Abstract (deu)
RNA-dirigierte DNS Methylierung (RdDM) ist ein epigenetischer Prozess, der zuerst in Pflanzen aufgeklärt wurde, wobei doppelstängige RNA (dsRNA) in 24 nt siRNAs verarbeitet werden, um de novo Methylierung von sowohl symmetrischen als auch asymmetrischen Cytosinen, umgeben von jedweder Sequenz, an der homologen DNA Region zu bewirken.
Kapitel I: Im RNA-dirigierenden DNA Methylierungs (RdDM) Pfad führen kleine RNA Moleküle, die sogenannten siRNAs, Cytosin Methylierung an die passenden Stellen im Genom. An einigen Stellen kann durch die Produktion der sogenannten sekundären siRNAs, die für Ihre Biogenese auf Pol IV and RDR2 angewiesen sind, die Ausbreitung der Methylierung über den ursprünglich modifizierten Bereich hinaus erfolgen. Hier zeigen wir, dass sekundäre siRNAs nicht nur in cis an der Stelle wo sie hergestellt werden Methylierung bewirken können, sondern auch in trans an ungekoppelten homologen Zielstellen, sofern diese Sequenzen durch Pol II transkribiert werden um eine “nascent“ RNA zu erzeugen.

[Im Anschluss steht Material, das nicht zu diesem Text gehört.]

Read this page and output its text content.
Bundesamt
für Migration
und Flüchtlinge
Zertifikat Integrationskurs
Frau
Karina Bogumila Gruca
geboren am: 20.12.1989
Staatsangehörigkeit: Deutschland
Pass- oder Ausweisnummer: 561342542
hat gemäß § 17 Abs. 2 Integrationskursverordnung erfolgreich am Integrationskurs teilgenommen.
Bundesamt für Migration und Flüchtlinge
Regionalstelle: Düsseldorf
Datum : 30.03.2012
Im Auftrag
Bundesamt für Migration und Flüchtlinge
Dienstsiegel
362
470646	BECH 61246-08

Pol II Transkription scheint die Amplifikation von den siRNAs an der Zielstelle zu unterstützen, vermutlich durch Erhöhung der siRNAs auf Niveaus, die ausreichend sind um RdDM zu induzieren. Nicht-transkribierte Zielstellen, die in der Anwesenheit von in trans wirkenden sekundären siRNAs unmethyliert verbleiben, können trotzdem von reichlichen Mengen von Haarnadel-abgeleiteten siRNAs, die unabhängig von Pol IV und RDR2 sind, methyliert werden. So scheint es, dass die Transkription einer Zielstelle durch Pol II für die siRNA abhängige DNA Methylierung nicht erforderlich ist, sondern eher für die Vervielfachung der siRNAs, höchst wahrscheinlich durch ihre bekannte Fähigkeit Pol IV zu rekrutieren. Die Wichtigkeit von Pol II Transkription für die siRNA Vervielfachung ist vielleicht besonders offensichtlich, wenn der ursprüngliche Auslöser, der in unseren Experimenten aus in trans wirkenden sekundären siRNAs bestand, in geringem Überschuss vorhanden ist.

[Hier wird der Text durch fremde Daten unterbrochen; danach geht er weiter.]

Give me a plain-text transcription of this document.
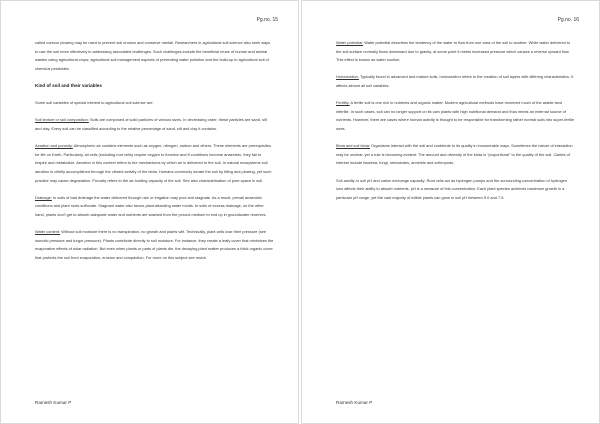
Pg.no. 15

called contour plowing may be used to prevent soil erosion and conserve rainfall. Researchers in agricultural soil science also seek ways to use the soil more effectively in addressing associated challenges. Such challenges include the beneficial reuse of human and animal wastes using agricultural crops; agricultural soil management aspects of preventing water pollution and the build-up in agricultural soil of chemical pesticides.

Kind of soil and their variables

Some soil variables of special interest to agricultural soil science are:

Soil texture or soil composition: Soils are composed of solid particles of various sizes. In decreasing order, these particles are sand, silt and clay. Every soil can be classified according to the relative percentage of sand, silt and clay it contains.

Aeration and porosity: Atmospheric air contains elements such as oxygen, nitrogen, carbon and others. These elements are prerequisites for life on Earth. Particularly, all cells (including root cells) require oxygen to function and if conditions become anaerobic, they fail to respire and metabolize. Aeration in this context refers to the mechanisms by which air is delivered to the soil. In natural ecosystems soil aeration is chiefly accomplished through the vibrant activity of the biota. Humans commonly aerate the soil by tilling and plowing, yet such practice may cause degradation. Porosity refers to the air-holding capacity of the soil. See also characterisation of pore space in soil.

Drainage: In soils of bad drainage the water delivered through rain or irrigation may pool and stagnate. As a result, prevail anaerobic conditions and plant roots suffocate. Stagnant water also favors plant-attacking water molds. In soils of excess drainage, on the other hand, plants don't get to absorb adequate water and nutrients are washed from the porous medium to end up in groundwater reserves.

Water content: Without soil moisture there is no transpiration, no growth and plants wilt. Technically, plant cells lose their pressure (see osmotic pressure and turgor pressure). Plants contribute directly to soil moisture. For instance, they create a leafy cover that minimizes the evaporative effects of solar radiation. But even when plants or parts of plants die, the decaying plant matter produces a thick organic cover that protects the soil from evaporation, erosion and compaction. For more on this subject see mulch.

Ramesh Kumar P
Pg.no. 16

Water potential: Water potential describes the tendency of the water to flow from one area of the soil to another. While water delivered to the soil surface normally flows downward due to gravity, at some point it meets increased pressure which causes a reverse upward flow. This effect is known as water suction.

Horizonation: Typically found in advanced and mature soils, horizonation refers to the creation of soil layers with differing characteristics. It affects almost all soil variables.

Fertility: A fertile soil is one rich in nutrients and organic matter. Modern agricultural methods have rendered much of the arable land infertile. In such cases, soil can no longer support on its own plants with high nutritional demand and thus needs an external source of nutrients. However, there are cases where human activity is thought to be responsible for transforming rather normal soils into super-fertile ones.

Biota and soil biota: Organisms interact with the soil and contribute to its quality in innumerable ways. Sometimes the nature of interaction may be unclear, yet a rule is becoming evident: The amount and diversity of the biota is "proportional" to the quality of the soil. Clades of interest include bacteria, fungi, nematodes, annelids and arthropods.

Soil acidity or soil pH and cation exchange capacity: Root cells act as hydrogen pumps and the surrounding concentration of hydrogen ions affects their ability to absorb nutrients. pH is a measure of this concentration. Each plant species achieves maximum growth in a particular pH range, yet the vast majority of edible plants can grow in soil pH between 5.0 and 7.5.

Ramesh Kumar P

Kapitel II: DNA Methylierung ist eine epigenetische Modifikation, die in der Stilllegung von Transposons beteiligt ist, um die Integrität des Genoms zu erhalten. In Pflanzen werden Transposons durch CG, CHG, CHH Methylierung modifiziert, verursacht durch kleine interferierende RNA-dirigierter DNA Methylierung (RdDM). Im Gegensatz dazu haben ein Drittel der Protein-kodierenden Gene CG Methylierung, die siRNA unabhängig ist, in ihrer für Aminosäuren kodierenden Sequenz (Gen-Körper). Die Funktion dieser Gen-Körper Methylierung bleibt unbekannt. Hier berichten wir über atypische, für Transposon ähnliche DNA Methylierung im Gen Körper von einigen Genen die reich an Cystein sind (CRPs-Cystein reiche Peptide). Wenigstens ein Teil dieser Methylierung wird von RdDM verursacht. Die Transposon-ähnliche Gen Körper Methylierung ist wahrscheinlich mit der Stilllegung der CRP Gene in sporophytischen Geweben verbunden, da die Methylierung in Synergid Zellen, in denen die CRP Gene spezifisch exprimiert werden, verloren geht. Das Transposon-ähnliche Methylierungs-Muster einiger CRP Gene könnte auf einen Retrogen Ursprung hinweisen.